Considering overlap ratio as first. CarB wins this new box.

    def cal_overlap_ratio(self, vehicle_box, detected_box):
        Rectangle = namedtuple('Rectangle', 'xmin ymin xmax ymax')
        v_b = Rectangle(vehicle_box[0][0], vehicle_box[0][1], vehicle_box[1][0], vehicle_box[1][1])
        d_b = Rectangle(detected_box[0][0], detected_box[0][1], detected_box[1][0], detected_box[1][1])
        dx = min(v_b.xmax, d_b.xmax) - max(v_b.xmin, d_b.xmin)
        dy = min(v_b.ymax, d_b.ymax) - max(v_b.ymin, d_b.ymin)
        v_b_area = (v_b.xmax - v_b.xmin) * (v_b.ymax - v_b.ymin)
        d_b_area = (d_b.xmax - d_b.xmin) * (d_b.ymax - d_b.ymin)
        min_area = min(v_b_area, d_b_area)
        if (dx >= 0) and (dy >= 0):
            area = dx*dy
            overlap_ratio = area#(area / v_b_area + area / d_b_area) / 2
            cross_rate = area / min_area
        else:
            overlap_ratio = 0
            cross_rate = 0
        size_scale = d_b_area / v_b_area
        return overlap_ratio, size_scale, cross_rate

4. Output

Here's a link to my video result:

Project Debug

Project Output

Best Output

I use this code generater following video. Because I do not want to increase the review time, so I didn't show these code which from Project4.

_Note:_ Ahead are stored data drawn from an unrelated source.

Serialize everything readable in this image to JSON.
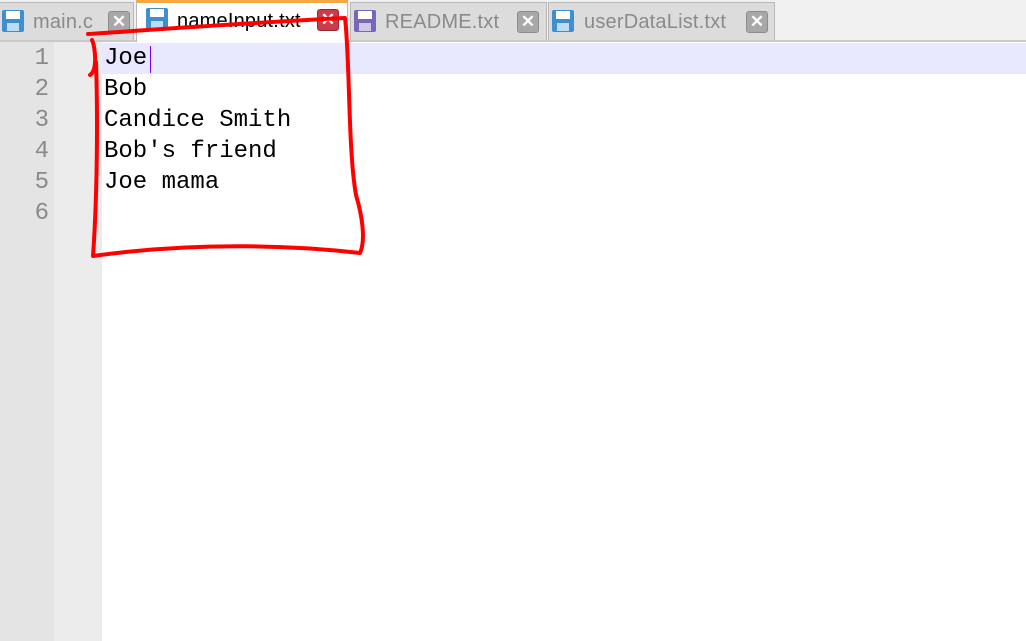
{
  "tabs": [
    {
      "label": "main.c",
      "close": "✕",
      "icon": "floppy-disk-icon",
      "state": "saved"
    },
    {
      "label": "nameInput.txt",
      "close": "✕",
      "icon": "floppy-disk-icon",
      "state": "active"
    },
    {
      "label": "README.txt",
      "close": "✕",
      "icon": "floppy-disk-icon",
      "state": "saved"
    },
    {
      "label": "userDataList.txt",
      "close": "✕",
      "icon": "floppy-disk-icon",
      "state": "saved"
    }
  ],
  "editor": {
    "line_numbers": [
      "1",
      "2",
      "3",
      "4",
      "5",
      "6"
    ],
    "lines": [
      "Joe",
      "Bob",
      "Candice Smith",
      "Bob's friend",
      "Joe mama",
      ""
    ]
  },
  "colors": {
    "active_tab_accent": "#f5a742",
    "active_close": "#cc3b4a",
    "current_line": "#e8e8ff",
    "annotation": "#ff0000"
  }
}
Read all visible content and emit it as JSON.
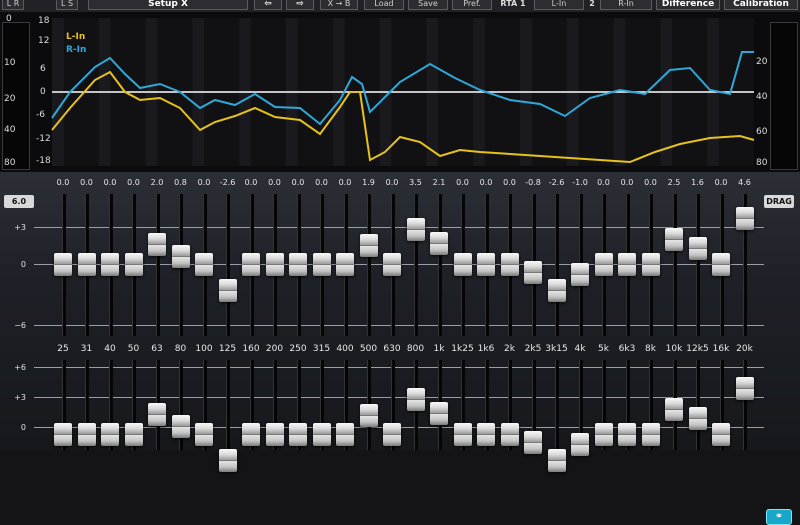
{
  "toolbar": {
    "items": [
      "L R",
      "L S",
      "Setup X",
      "⇦",
      "⇨",
      "X → B",
      "Load",
      "Save",
      "Pref.",
      "RTA 1",
      "L-In",
      "2",
      "R-In",
      "Difference",
      "Calibration"
    ]
  },
  "graph": {
    "left_axis": [
      "18",
      "12",
      "6",
      "0",
      "-6",
      "-12",
      "-18"
    ],
    "right_axis": [
      "20",
      "40",
      "60",
      "80"
    ],
    "meter_axis": [
      "0",
      "10",
      "20",
      "40",
      "80"
    ],
    "legend": [
      {
        "label": "L-In",
        "color": "#e6c21a"
      },
      {
        "label": "R-In",
        "color": "#2fa8d8"
      }
    ]
  },
  "eq": {
    "gain_display": "6.0",
    "drag_label": "DRAG",
    "link_icon": "link-icon",
    "top_scale": [
      "+3",
      "0",
      "−6"
    ],
    "bottom_scale": [
      "+6",
      "+3",
      "0"
    ],
    "frequencies": [
      "25",
      "31",
      "40",
      "50",
      "63",
      "80",
      "100",
      "125",
      "160",
      "200",
      "250",
      "315",
      "400",
      "500",
      "630",
      "800",
      "1k",
      "1k25",
      "1k6",
      "2k",
      "2k5",
      "3k15",
      "4k",
      "5k",
      "6k3",
      "8k",
      "10k",
      "12k5",
      "16k",
      "20k"
    ],
    "gains": [
      "0.0",
      "0.0",
      "0.0",
      "0.0",
      "2.0",
      "0.8",
      "0.0",
      "-2.6",
      "0.0",
      "0.0",
      "0.0",
      "0.0",
      "0.0",
      "1.9",
      "0.0",
      "3.5",
      "2.1",
      "0.0",
      "0.0",
      "0.0",
      "-0.8",
      "-2.6",
      "-1.0",
      "0.0",
      "0.0",
      "0.0",
      "2.5",
      "1.6",
      "0.0",
      "4.6"
    ]
  },
  "colors": {
    "left": "#e6c21a",
    "right": "#2fa8d8",
    "accent": "#17a7c9"
  }
}
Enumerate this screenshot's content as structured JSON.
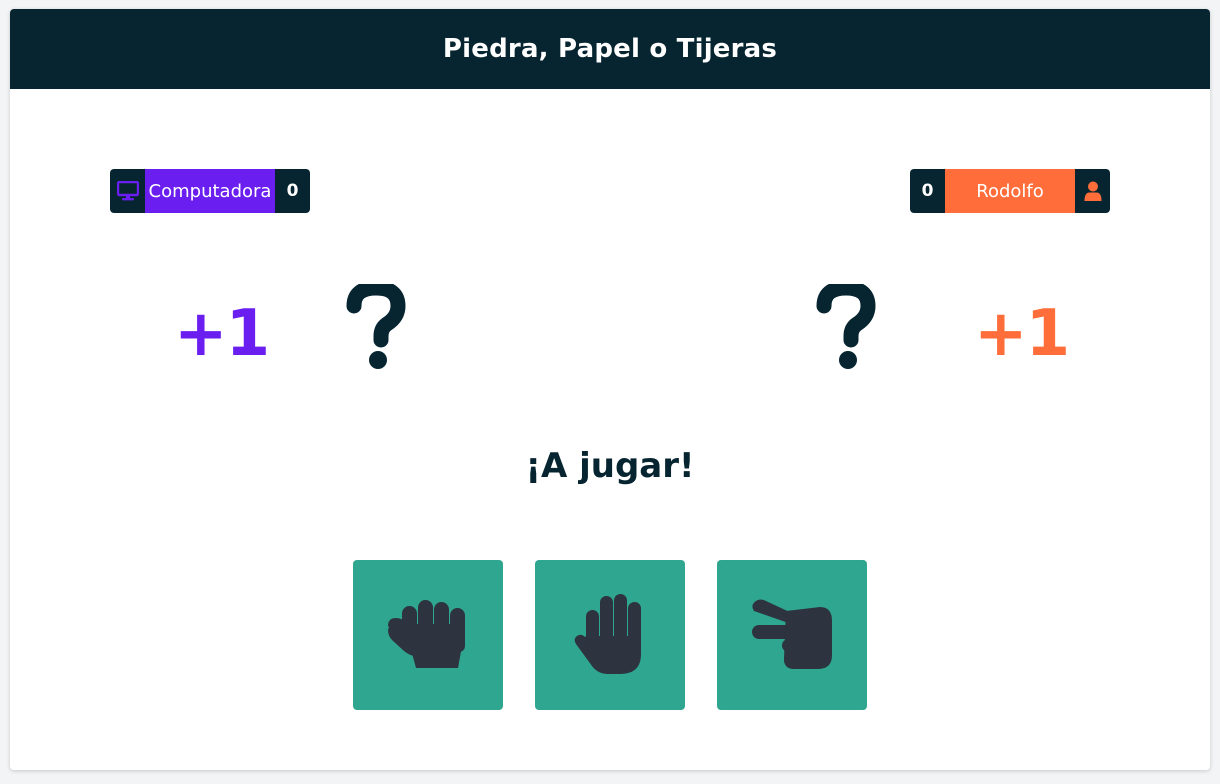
{
  "header": {
    "title": "Piedra, Papel o Tijeras"
  },
  "computer": {
    "name": "Computadora",
    "score": "0",
    "icon": "monitor-icon",
    "color": "#6a1ff0",
    "round_bonus": "+1",
    "choice_icon": "question-mark-icon"
  },
  "player": {
    "name": "Rodolfo",
    "score": "0",
    "icon": "user-icon",
    "color": "#ff6e3a",
    "round_bonus": "+1",
    "choice_icon": "question-mark-icon"
  },
  "status": {
    "message": "¡A jugar!"
  },
  "choices": [
    {
      "id": "rock",
      "icon": "fist-icon"
    },
    {
      "id": "paper",
      "icon": "open-hand-icon"
    },
    {
      "id": "scissors",
      "icon": "peace-hand-icon"
    }
  ],
  "colors": {
    "dark": "#062530",
    "button": "#2fa68f",
    "hand": "#2d333f"
  }
}
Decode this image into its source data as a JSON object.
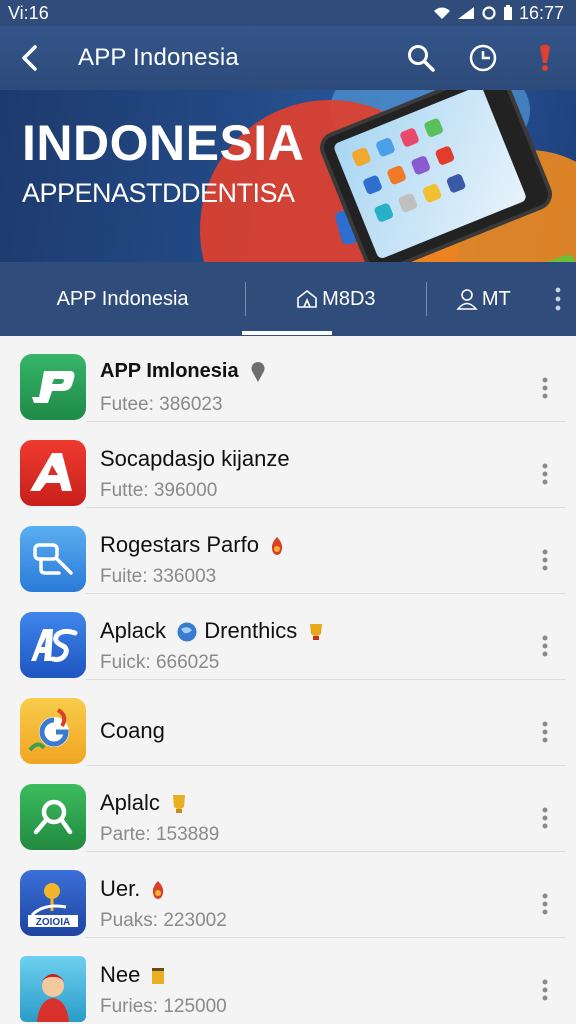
{
  "status_bar": {
    "left_text": "Vi:16",
    "time": "16:77"
  },
  "app_bar": {
    "title": "APP Indonesia"
  },
  "banner": {
    "title": "INDONESIA",
    "subtitle": "APPENASTDDENTISA"
  },
  "tabs": [
    {
      "label": "APP Indonesia",
      "icon": "none"
    },
    {
      "label": "M8D3",
      "icon": "home-icon"
    },
    {
      "label": "MT",
      "icon": "person-icon"
    }
  ],
  "colors": {
    "primary": "#2f4c7a",
    "accent_red": "#e0402e",
    "background": "#f4f4f4"
  },
  "apps": [
    {
      "name": "APP Imlonesia",
      "sub": "Futee: 386023",
      "icon": "green-p-app-icon",
      "color": "#2aa05a",
      "badge": "pin-icon"
    },
    {
      "name": "Socapdasjo kijanze",
      "sub": "Futte: 396000",
      "icon": "red-a-app-icon",
      "color": "#e0302a",
      "badge": ""
    },
    {
      "name": "Rogestars Parfo",
      "sub": "Fuite: 336003",
      "icon": "blue-link-app-icon",
      "color": "#3a8ee6",
      "badge": "flame-icon"
    },
    {
      "name": "Aplack",
      "name2": "Drenthics",
      "sub": "Fuick: 666025",
      "icon": "blue-as-app-icon",
      "color": "#2e6fd6",
      "badge": "globe-icon"
    },
    {
      "name": "Coang",
      "sub": "",
      "icon": "yellow-g-app-icon",
      "color": "#f3b52a",
      "badge": ""
    },
    {
      "name": "Aplalc",
      "sub": "Parte: 153889",
      "icon": "green-search-app-icon",
      "color": "#2fa84f",
      "badge": "trophy-icon"
    },
    {
      "name": "Uer.",
      "sub": "Puaks: 223002",
      "icon": "blue-pin-app-icon",
      "color": "#2b5cc4",
      "badge": "flame-icon"
    },
    {
      "name": "Nee",
      "sub": "Furies: 125000",
      "icon": "character-app-icon",
      "color": "#5bc0e8",
      "badge": "cup-icon"
    }
  ]
}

Project With Lane Detection Debug

Project With Lane Detection Output

Here are two frames and their corresponding output:

Frame1: output1

Frame2: output1

5. Discussion

In this project, I did a lot of parameter validation experiments, although some combinations get very high accuracy in training, but the actual result is not good. I've been trying to reduce the number of features to speed up processing, but fewer features often introduce too much noise or often do not recognize any object. So in the end I had to choose a lot of features. In addition, the choice of sliding window is also crucial. When identifying a black car, a large window is required because of a relatively large target when the car just appears. A small window is required when the car is away from the car, so different sliding windows are provided. But also because of this, the final window is relatively large changes, not particularly smooth, which is the need to further solve the problem. In short, this project still has a lot of room for improvement. Another question is how to accurately track a car, when it coincides with another, and then apart, whether the box still belongs to itself or needs to be further improved, I've got the correct result before, but that It's just by chance, not a subjective decision of my pipeline, so I'm going to take this video with the slightest mistake as the last submission.